HER SEFERİNDE POLİS VE JANDARMA SALDIRIYOR
Bir çok yerde “halkın polisi”, “halkın jandarması” gibi ifadeler ile karşılaşılır. Ancak artık bu ifadelerin ne kadar yalan, ne kadar gerçek dışı olduğu görülmekte. Çünkü hiç bir zaman bir patrona “ neden işçinin hakkını vermiyorsun” “sana emekçinin hakkını yedirtmem” diyen bir polis, bir jandarma amiri, komutanı yoktur. Ya da “hakkını arayan emekçinin karşısına çıkmayız”, “bizim hakkını arayan işçinin karşısında ne işimiz var” diyerek işçiye emekçiye saldırma emrine karşı çıkan polis görülmemiştir.

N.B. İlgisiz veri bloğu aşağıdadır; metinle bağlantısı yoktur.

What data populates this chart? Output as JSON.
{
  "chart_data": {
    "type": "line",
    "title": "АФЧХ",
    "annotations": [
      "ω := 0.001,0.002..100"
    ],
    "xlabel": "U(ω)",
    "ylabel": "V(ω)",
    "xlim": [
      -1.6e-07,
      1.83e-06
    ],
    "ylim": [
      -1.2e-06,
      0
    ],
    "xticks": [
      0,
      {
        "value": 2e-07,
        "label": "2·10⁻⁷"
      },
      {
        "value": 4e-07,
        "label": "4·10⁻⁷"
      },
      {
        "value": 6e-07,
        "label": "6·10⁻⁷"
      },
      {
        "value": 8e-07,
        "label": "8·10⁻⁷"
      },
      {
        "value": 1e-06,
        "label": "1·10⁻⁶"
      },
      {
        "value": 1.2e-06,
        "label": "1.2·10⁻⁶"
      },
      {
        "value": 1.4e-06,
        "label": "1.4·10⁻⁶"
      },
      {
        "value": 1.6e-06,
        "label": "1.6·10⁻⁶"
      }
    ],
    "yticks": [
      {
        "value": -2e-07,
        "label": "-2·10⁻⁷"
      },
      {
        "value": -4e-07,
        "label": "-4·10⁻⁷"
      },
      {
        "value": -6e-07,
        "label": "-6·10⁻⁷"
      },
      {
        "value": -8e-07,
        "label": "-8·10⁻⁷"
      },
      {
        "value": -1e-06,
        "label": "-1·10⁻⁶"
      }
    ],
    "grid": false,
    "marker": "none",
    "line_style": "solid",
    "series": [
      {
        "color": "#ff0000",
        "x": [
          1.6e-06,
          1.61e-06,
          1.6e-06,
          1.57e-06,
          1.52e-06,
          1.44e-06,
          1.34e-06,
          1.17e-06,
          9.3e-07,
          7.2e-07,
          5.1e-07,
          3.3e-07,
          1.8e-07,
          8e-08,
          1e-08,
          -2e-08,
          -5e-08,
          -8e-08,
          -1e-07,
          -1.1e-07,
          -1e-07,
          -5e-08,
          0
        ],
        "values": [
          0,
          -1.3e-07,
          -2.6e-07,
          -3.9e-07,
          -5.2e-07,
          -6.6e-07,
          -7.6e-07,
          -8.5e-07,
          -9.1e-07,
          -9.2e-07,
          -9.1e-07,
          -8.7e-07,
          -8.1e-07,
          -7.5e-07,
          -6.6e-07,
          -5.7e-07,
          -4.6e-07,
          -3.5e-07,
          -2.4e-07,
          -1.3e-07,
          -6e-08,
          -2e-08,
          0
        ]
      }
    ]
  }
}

Polis jandarma halkın değildir. Tam tersine halk düşmanıdır. Bunu kanıtlayan binlerce olay olmuştur. AKP döneminde bu gerçek artık gizlenemeyecek kadar açık açık kendini göstermektedir. AKP halk düşmanı olduğunu polisini jandarmasını kullandığı, işçilerin emekçilerin üzerine saldığı her olayda daha göstermiştir.
Düşünün!
Çalışmışsınız. Yerin onlarca, hatta yüzlerce metre altına girmişsiniz, her an ölüm tehlikesi altında gün doğumundan gün batımına. Göçük altında yanınızdaki arkadaşınızın ölümüne tanıklık etmişsiniz. Sonra bir soysuz, bir kansız çıkarmış sizi işinizden. Sizin alın terinizden servetine servet katmış ama yine de hiç bir hakkınızı, birikmiş maaşlarınızı dahi vermeden kapının önüne koymuş.
Yapılması gereken her şeyi yapmışsınız, aşındırmadık kapı bırakmamışsınız. Devlet patrondan güçsüz mü? Tabii ki hayır. İstese alır. Söke söke alır. Ama koca devlet sizin maaşlarınızı almak, hakkınızı savunmak bir yana tüm gücü ile karşınıza dikiliyor… Çünkü devlet patronların devleti demiş ustalar, kapitalistlerin, kan emicilerin. Polisi de, jandarması da patronların, kapitalistlerin…
Ermenek maden işçilerinin yaşadığı tam olarak budur.
Ermenek ilçesinden tazminat ve ücret alacakları için Ankara’ya yürümek isteyen maden işçileri jandarma tarafından engellendi. İşçiler jandarma barikatı önünde tepkilerini dile getirdi. Maden işçisi Ali Selvi, 28 Ekim 2014 tarihinde 18 madencinin öldüğü faciayı hatırlatarak, “Bir eldiven diye yapıştım eldivenin içinden, benim arkadaşımın kolunu çıkardım. O adamın hakkını istiyorum şimdi ben. Sol elini sol. Gözümün önünden gitmiyor. Onun hakkının istiyorum, sizden sadaka istemiyorum” dedi.
Madenciler, jandarma barikatını yıkarak yürümek istedi. Bu sırada jandarma madencilere saldırdı. Biber gazı sıkılan madencilerden biri, “Öldürün lan beni, öldürün” diye bağırdı.
Jandarma Polis İşçinin Karşısında
Jandarmanın saldırısı yetmezmiş gibi polis de jandarmaya katıldı. TOMA’yı madencilerin önüne çekti. Madenciler sıkılan gaz nedeniyle nefes almakta güçlük çekti. Madencilere plastik mermi sıkıldı.